Sunday, August 09, 2020

Journal of a Plague Year, Saturday, August 8

I came across a pamphlet from Alpena, Michigan, that said more than 1,000 cases of small pox had been reported in an 1873 epidemic. The census for 1880, showed 6,153 lived in the city and 8,789 in the county.

Alpena then was a new logging town on the eastern side of Michigan’s lower peninsula. The 52 who died represented .8% of the 1880 population. The totals for the county may have been higher, simply because people were isolated, much like they are in Rio Arriba county.

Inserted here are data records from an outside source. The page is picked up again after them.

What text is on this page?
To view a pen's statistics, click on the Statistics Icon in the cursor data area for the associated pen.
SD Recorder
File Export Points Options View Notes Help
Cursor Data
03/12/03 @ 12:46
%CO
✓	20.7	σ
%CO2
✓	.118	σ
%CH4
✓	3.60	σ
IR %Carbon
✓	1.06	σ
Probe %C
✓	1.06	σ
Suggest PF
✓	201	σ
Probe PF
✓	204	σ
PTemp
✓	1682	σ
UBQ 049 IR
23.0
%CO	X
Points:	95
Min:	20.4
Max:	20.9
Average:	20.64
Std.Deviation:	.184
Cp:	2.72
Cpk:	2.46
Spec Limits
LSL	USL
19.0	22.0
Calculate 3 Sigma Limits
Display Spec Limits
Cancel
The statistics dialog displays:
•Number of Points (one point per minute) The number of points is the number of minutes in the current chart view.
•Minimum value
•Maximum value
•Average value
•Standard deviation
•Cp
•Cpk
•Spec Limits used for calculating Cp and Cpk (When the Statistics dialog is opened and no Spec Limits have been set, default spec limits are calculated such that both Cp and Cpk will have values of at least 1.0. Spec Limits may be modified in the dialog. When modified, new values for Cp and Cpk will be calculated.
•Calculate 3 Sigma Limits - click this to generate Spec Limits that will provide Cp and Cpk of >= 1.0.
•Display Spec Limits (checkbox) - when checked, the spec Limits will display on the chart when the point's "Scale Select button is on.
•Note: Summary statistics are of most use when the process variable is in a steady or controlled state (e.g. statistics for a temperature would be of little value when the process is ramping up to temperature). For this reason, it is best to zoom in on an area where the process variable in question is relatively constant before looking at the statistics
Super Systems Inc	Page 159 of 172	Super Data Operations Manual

Small pox differs from our current Coronavirus pandemic because it is highly visible. No one needed a special test to know they were among the 16% who had been infected.

Unfortunately, we have made our problem less visible. Because of the national increase in cases, the commercial testing systems have broken down. On July 26, our governor decreed only those with obvious symptoms could be tested.

Almost immediately, the number of reported cases dropped, but a grimmer manifestation appeared that could not be denied. The number who died started increasing. The total deaths in Rio Arriba County on July 27 was 3; now it’s 7. Thus, while the number of known active cases in the county has dropped by 70%, the number who died has more than doubled.

When I was in town Friday, I saw a headline that said the governor was thinking about letting more businesses open because the number of reported cases had dropped.

Anyone who’s been around LANL, or any other institution that has implemented metrics as an impersonal way to evaluate projects and individuals, knows managers try to game the metrics rather than solve their problems.

Without anyone taking a deliberate action, that’s what’s happened here. Something failed, and the metrics showed progress. That illusionary progress now is being used to justify advancing to the next stage.

Alpena knew when it’s epidemic had passed. We are in the dark.

 Sources:
Alpena Dates of Events 1862–1902. Alpena, Michigan: Argus, 1915.
Wikipedia. "2020 Coronavirus Pandemic in New Mexico." Updated daily.